Bradley suggests that early-career researchers start by making a side project open so that they can get the benefits of doing Open Notebook Science while still pursuing the traditional measures of success -- like placing papers in the most prestigious journals. But even a scaled-down approach can be difficult, he says, because collaborators and PIs are often resistant.
That's okay, he says. "It's not necessary for even a large fraction of scientists to take this approach to have a pretty significant impact, because it's a network effect. As soon as you add one more node into the network, it greatly amplifies what we're able to do."
One way Bradley is adding nodes is through the Open Notebook Science Challenge, which he started in 2008. Undergraduate and graduate students compete for $500 prizes by performing open-notebook solubility measurements. The result is a free, increasingly comprehensive list of solubility measurements available to chemists around the world. Aside from the money, participants get feedback from an international panel of judges. "It's a way to mentor students who would otherwise have no contact with people of this caliber," Bradley says.
Once people get started on Open Notebook Science, Koch says, it's hard to go back. His graduate students have embraced the practice, sometimes fervently. "When [Koch] first approached me about the lab policies, I didn't know what 'open' meant and I had assumed that every lab was like that," Salvagno writes by e-mail. "I just figured that science was open. When I found out the truth, I was excited to be a pioneer. I could never go back."
Open Science: An umbrella term sometimes used to unite the concepts of Open Notebook Science, Open Data, Open Access, and sometimes Open Source.

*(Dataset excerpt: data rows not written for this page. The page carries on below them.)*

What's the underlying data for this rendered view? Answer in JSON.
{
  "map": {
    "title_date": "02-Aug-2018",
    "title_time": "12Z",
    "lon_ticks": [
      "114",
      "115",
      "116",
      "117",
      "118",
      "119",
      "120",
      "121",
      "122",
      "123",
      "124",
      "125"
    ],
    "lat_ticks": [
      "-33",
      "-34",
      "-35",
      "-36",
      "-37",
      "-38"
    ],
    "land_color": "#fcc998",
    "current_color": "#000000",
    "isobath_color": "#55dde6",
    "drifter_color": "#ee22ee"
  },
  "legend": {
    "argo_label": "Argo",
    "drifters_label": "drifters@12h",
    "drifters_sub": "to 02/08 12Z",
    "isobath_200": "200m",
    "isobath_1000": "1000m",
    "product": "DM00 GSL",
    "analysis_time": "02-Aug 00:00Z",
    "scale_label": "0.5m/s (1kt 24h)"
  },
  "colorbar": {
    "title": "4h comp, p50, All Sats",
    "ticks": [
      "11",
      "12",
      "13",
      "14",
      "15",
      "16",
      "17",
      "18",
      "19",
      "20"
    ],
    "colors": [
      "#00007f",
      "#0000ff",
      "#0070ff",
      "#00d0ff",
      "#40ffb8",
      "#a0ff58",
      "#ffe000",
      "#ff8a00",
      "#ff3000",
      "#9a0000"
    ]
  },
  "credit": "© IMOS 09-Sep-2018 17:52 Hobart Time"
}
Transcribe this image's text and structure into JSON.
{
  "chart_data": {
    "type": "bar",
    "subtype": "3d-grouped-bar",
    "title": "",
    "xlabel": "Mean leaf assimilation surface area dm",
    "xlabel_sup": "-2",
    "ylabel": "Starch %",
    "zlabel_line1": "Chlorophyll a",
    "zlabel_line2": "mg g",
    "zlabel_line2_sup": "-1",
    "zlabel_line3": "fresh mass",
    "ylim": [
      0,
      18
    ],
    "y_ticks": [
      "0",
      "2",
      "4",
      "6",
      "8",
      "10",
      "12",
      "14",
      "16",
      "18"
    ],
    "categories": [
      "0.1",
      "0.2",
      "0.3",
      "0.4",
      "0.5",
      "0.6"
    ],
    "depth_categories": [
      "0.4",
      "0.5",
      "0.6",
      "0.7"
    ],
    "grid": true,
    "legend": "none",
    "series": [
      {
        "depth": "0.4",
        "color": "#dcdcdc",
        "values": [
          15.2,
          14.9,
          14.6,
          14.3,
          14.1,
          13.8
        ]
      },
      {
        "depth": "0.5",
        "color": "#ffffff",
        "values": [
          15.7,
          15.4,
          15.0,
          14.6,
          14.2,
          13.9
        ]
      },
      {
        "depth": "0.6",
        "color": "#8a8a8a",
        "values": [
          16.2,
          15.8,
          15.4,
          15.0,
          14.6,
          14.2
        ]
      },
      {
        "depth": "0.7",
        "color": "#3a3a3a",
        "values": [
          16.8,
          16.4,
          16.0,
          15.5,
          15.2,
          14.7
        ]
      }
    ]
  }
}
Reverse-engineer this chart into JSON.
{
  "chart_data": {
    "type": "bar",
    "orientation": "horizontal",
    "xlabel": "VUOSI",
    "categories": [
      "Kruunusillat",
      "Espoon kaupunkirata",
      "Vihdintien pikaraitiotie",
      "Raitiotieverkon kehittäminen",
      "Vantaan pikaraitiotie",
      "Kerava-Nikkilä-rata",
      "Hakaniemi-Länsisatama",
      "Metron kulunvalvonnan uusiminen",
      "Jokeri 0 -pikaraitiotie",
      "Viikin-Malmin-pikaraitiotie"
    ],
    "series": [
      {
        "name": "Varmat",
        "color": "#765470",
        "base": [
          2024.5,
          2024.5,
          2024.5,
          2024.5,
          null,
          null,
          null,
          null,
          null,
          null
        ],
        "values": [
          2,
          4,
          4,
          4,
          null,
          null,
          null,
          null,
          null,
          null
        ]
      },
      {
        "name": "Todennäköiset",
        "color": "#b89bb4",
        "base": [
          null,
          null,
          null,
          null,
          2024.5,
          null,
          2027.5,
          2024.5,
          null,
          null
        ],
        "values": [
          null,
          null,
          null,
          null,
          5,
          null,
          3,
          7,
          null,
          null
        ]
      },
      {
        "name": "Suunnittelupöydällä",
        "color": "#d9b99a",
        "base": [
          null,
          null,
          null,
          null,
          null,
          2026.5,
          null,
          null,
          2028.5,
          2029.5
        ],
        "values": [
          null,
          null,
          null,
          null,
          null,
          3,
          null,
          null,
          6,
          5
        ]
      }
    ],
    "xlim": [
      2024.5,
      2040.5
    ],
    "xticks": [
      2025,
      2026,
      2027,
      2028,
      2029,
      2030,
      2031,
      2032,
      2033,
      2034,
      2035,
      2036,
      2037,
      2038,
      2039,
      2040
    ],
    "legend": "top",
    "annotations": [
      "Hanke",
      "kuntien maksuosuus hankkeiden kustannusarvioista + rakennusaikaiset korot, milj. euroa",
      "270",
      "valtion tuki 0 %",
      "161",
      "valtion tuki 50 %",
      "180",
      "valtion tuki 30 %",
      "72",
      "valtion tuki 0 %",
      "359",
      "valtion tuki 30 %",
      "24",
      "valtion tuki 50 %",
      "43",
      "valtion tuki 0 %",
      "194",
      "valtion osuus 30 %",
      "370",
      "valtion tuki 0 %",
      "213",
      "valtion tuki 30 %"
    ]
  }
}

Open Notebook Science: At its most pure, the practice of putting the entire record of a research project -- lab notebooks, raw data, drafts of proposals and papers -- online in real time. Moderated versions of open-notebook science may involve some time delays or restrictions on releasing some types of materials, such as proposal drafts.
Open Data: The practice of making data freely available, without restrictions such as copyright.
Open Access: In scholarly publishing (including peer-reviewed scientific journals), the practice of making all journal articles available free.
Open Source: Probably the best-known "open" term, the practice of making computer source code freely available to use and modify. In a model emulated by open-science practitioners, open-source development has facilitated huge collaborative projects, yielding products such as the operating system Linux.